Unnamed: 0,InvoiceNo,StockCode,Description,Quantity,InvoiceDate,UnitPrice,CustomerID,Country
0,536365,85123A,WHITE HANGING HEART T-LIGHT HOLDER,6,2010-12-01 08:26:00,2.55,17850.0,United Kingdom
1,536365,71053,WHITE METAL LANTERN,6,2010-12-01 08:26:00,3.39,17850.0,United Kingdom
2,536365,84406B,CREAM CUPID HEARTS COAT HANGER,8,2010-12-01 08:26:00,2.75,17850.0,United Kingdom
3,536365,84029G,KNITTED UNION FLAG HOT WATER BOTTLE,6,2010-12-01 08:26:00,3.39,17850.0,United Kingdom
4,536365,84029E,RED WOOLLY HOTTIE WHITE HEART.,6,2010-12-01 08:26:00,3.39,17850.0,United Kingdom
...,...,...,...,...,...,...,...,...
541904,581587,22613,PACK OF 20 SPACEBOY NAPKINS,12,2011-12-09 12:50:00,0.85,12680.0,France
541905,581587,22899,CHILDREN'S APRON DOLLY GIRL,6,2011-12-09 12:50:00,2.10,12680.0,France
541906,581587,23254,CHILDRENS CUTLERY DOLLY GIRL,4,2011-12-09 12:50:00,4.15,12680.0,France
541907,581587,23255,CHILDRENS CUTLERY CIRCUS PARADE,4,2011-12-09 12:50:00,4.15,12680.0,France


The output of this method is a new DataFrame that contains unique records where only the first occurrence of duplicates has been kept. If you want to replace the existing DataFrame rather than getting a new DataFrame, you need to use the inplace=True parameter.
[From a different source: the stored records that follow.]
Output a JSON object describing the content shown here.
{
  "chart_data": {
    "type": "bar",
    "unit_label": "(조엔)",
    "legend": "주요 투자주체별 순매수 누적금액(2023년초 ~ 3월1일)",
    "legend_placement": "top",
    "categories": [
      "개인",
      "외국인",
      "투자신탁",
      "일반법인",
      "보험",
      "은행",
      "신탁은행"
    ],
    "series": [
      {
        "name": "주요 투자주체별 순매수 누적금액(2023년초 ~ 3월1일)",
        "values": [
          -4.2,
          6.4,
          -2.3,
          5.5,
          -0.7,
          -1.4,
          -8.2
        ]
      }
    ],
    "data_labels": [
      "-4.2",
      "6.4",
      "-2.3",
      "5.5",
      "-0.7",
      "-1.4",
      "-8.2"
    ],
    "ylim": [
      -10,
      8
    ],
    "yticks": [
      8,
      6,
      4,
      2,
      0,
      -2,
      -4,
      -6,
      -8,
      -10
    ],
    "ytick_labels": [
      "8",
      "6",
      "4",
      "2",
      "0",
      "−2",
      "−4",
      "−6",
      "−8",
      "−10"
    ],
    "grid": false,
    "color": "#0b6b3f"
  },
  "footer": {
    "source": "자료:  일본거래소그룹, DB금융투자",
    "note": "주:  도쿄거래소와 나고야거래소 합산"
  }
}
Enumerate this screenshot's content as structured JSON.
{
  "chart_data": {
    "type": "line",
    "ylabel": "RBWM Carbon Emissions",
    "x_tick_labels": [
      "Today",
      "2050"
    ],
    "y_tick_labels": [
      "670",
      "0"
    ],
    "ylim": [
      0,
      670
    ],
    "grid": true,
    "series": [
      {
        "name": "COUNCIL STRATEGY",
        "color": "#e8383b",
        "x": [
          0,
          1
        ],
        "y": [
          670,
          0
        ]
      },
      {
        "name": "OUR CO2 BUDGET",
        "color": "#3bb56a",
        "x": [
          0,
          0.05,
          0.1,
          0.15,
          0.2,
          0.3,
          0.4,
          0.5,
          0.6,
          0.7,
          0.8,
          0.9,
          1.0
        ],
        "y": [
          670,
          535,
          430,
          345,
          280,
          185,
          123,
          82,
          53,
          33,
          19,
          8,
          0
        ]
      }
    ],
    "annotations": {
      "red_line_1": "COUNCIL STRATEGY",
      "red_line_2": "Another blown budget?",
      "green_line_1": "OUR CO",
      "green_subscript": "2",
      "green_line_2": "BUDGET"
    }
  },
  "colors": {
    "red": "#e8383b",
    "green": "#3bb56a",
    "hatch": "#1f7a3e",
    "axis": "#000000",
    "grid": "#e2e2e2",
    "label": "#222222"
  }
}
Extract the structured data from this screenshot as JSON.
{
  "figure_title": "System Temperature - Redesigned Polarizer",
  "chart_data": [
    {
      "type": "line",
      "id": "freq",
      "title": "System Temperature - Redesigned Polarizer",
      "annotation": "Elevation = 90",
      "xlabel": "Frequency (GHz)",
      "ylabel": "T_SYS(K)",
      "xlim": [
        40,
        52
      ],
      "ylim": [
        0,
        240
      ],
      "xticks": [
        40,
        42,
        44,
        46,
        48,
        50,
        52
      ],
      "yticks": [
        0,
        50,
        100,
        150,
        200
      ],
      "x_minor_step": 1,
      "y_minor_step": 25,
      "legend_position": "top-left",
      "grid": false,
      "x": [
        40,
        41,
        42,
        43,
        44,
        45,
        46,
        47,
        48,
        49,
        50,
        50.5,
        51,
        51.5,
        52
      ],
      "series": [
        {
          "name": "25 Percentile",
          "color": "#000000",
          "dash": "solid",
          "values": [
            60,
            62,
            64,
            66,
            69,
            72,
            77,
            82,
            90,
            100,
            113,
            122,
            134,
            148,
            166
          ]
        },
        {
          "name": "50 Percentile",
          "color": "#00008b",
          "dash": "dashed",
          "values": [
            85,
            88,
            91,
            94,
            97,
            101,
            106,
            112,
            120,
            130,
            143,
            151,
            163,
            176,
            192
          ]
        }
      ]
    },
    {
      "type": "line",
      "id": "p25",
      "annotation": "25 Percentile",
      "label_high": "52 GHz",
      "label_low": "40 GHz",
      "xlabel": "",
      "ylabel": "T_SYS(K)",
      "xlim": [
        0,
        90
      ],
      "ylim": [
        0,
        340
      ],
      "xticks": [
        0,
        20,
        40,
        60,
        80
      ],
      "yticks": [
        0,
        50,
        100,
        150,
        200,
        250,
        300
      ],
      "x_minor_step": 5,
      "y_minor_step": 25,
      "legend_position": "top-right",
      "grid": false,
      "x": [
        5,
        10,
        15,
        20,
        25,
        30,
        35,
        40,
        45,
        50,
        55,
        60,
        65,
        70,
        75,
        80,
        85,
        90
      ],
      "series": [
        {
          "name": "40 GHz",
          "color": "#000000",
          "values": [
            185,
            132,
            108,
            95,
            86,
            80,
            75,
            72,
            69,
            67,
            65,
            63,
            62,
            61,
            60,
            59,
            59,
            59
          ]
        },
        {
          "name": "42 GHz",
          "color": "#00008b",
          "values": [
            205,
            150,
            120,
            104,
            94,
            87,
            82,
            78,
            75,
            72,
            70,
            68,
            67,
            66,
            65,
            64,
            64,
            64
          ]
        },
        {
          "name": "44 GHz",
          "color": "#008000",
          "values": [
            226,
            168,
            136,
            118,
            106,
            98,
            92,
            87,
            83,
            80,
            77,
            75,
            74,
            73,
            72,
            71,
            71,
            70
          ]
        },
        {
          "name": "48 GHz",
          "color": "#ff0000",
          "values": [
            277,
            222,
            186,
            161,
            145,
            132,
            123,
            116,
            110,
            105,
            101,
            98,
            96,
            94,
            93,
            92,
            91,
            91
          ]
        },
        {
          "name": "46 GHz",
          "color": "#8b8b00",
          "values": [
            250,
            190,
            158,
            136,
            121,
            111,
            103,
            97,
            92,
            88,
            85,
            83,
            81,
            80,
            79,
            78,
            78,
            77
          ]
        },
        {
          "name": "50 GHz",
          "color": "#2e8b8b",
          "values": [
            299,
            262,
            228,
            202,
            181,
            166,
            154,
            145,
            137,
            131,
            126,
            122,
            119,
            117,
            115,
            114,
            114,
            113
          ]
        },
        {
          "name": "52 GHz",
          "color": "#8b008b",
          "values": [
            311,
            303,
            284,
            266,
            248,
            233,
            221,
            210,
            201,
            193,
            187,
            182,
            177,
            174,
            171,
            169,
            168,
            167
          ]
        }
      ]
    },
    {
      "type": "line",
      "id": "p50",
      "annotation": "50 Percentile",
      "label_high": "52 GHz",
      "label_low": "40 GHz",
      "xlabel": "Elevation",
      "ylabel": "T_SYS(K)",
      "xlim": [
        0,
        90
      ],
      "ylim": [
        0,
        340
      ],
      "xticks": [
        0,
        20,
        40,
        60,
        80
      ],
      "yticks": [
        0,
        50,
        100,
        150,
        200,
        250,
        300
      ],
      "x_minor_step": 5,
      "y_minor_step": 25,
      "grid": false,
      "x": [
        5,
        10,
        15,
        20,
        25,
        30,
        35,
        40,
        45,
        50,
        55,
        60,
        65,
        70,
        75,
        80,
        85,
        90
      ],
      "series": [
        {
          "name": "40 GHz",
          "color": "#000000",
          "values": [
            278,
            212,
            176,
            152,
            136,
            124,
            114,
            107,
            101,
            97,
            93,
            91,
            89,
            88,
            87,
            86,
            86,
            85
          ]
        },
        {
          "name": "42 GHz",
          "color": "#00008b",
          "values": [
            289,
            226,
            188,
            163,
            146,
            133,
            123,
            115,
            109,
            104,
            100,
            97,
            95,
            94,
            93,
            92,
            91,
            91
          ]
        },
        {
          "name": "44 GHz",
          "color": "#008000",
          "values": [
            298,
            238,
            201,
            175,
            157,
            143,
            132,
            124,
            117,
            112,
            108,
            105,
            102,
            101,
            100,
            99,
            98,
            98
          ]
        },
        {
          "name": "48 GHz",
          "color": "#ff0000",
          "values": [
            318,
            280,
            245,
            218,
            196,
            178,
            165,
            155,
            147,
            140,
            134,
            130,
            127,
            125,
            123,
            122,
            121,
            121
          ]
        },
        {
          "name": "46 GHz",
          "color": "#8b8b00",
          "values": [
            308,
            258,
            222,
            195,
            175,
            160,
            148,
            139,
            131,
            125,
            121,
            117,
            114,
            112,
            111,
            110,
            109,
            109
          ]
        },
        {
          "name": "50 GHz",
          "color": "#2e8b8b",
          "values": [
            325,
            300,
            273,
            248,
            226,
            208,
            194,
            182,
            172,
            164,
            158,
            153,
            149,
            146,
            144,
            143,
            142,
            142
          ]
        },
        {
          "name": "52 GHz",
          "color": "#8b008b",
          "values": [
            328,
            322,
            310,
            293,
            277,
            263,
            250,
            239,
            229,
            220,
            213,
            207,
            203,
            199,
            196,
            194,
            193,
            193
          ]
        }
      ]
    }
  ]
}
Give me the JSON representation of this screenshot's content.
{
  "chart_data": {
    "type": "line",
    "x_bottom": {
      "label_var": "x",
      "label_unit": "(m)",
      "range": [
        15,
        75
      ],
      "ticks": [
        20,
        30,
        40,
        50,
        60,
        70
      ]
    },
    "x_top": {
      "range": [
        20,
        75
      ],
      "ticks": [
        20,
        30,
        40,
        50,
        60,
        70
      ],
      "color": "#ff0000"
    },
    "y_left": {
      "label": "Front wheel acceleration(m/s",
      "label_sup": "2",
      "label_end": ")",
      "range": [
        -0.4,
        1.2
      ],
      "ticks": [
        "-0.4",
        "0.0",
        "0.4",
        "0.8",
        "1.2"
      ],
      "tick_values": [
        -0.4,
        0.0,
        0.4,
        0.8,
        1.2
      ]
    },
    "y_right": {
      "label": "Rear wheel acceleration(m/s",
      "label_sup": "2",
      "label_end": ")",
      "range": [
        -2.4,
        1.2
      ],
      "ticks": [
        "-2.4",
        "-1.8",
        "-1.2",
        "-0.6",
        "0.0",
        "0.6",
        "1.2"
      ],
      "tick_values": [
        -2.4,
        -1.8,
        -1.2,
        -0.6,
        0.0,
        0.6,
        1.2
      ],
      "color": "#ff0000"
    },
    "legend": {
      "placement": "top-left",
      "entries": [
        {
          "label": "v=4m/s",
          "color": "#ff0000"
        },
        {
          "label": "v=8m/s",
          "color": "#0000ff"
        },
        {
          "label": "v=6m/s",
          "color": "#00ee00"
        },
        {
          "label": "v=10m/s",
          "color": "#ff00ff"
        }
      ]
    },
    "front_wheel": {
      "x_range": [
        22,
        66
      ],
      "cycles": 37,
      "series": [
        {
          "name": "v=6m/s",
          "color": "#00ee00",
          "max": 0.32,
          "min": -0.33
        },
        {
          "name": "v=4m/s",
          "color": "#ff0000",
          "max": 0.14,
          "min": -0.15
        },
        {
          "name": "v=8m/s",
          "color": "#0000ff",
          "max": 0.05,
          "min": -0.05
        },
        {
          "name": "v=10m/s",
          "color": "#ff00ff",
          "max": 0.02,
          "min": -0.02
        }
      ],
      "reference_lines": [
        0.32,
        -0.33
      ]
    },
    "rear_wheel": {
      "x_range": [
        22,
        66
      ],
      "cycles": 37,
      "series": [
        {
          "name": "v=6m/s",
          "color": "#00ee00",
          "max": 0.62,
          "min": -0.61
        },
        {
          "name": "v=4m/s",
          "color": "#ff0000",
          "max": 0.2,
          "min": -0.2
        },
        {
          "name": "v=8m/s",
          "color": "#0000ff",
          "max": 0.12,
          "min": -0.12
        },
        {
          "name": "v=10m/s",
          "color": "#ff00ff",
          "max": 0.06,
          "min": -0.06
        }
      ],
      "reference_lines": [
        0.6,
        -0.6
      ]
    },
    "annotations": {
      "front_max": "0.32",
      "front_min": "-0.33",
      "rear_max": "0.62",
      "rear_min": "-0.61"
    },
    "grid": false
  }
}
The drop_duplicates() and duplicated() methods also have another very useful parameter: subset. This parameter allows you to specify the list of columns to consider while looking for duplicates. By default, all the columns of a DataFrame are used to find duplicate rows. Let's see how many duplicate rows there are while only looking at the InvoiceNo, StockCode, invoiceDate, and CustomerID columns

In [16]:
df.duplicated(subset=['InvoiceNo', 'StockCode', 'InvoiceDate', 'CustomerID'], keep='first').sum()

10677

By looking only at these four columns instead of all of them, we can see that the number of duplicate rows has increased from 5268 to 10677. This means that there are rows that have the exact same values as these four columns but have different values in other columns, which means they may be different records. In this case, it is better to use all the columns to identify duplicate records.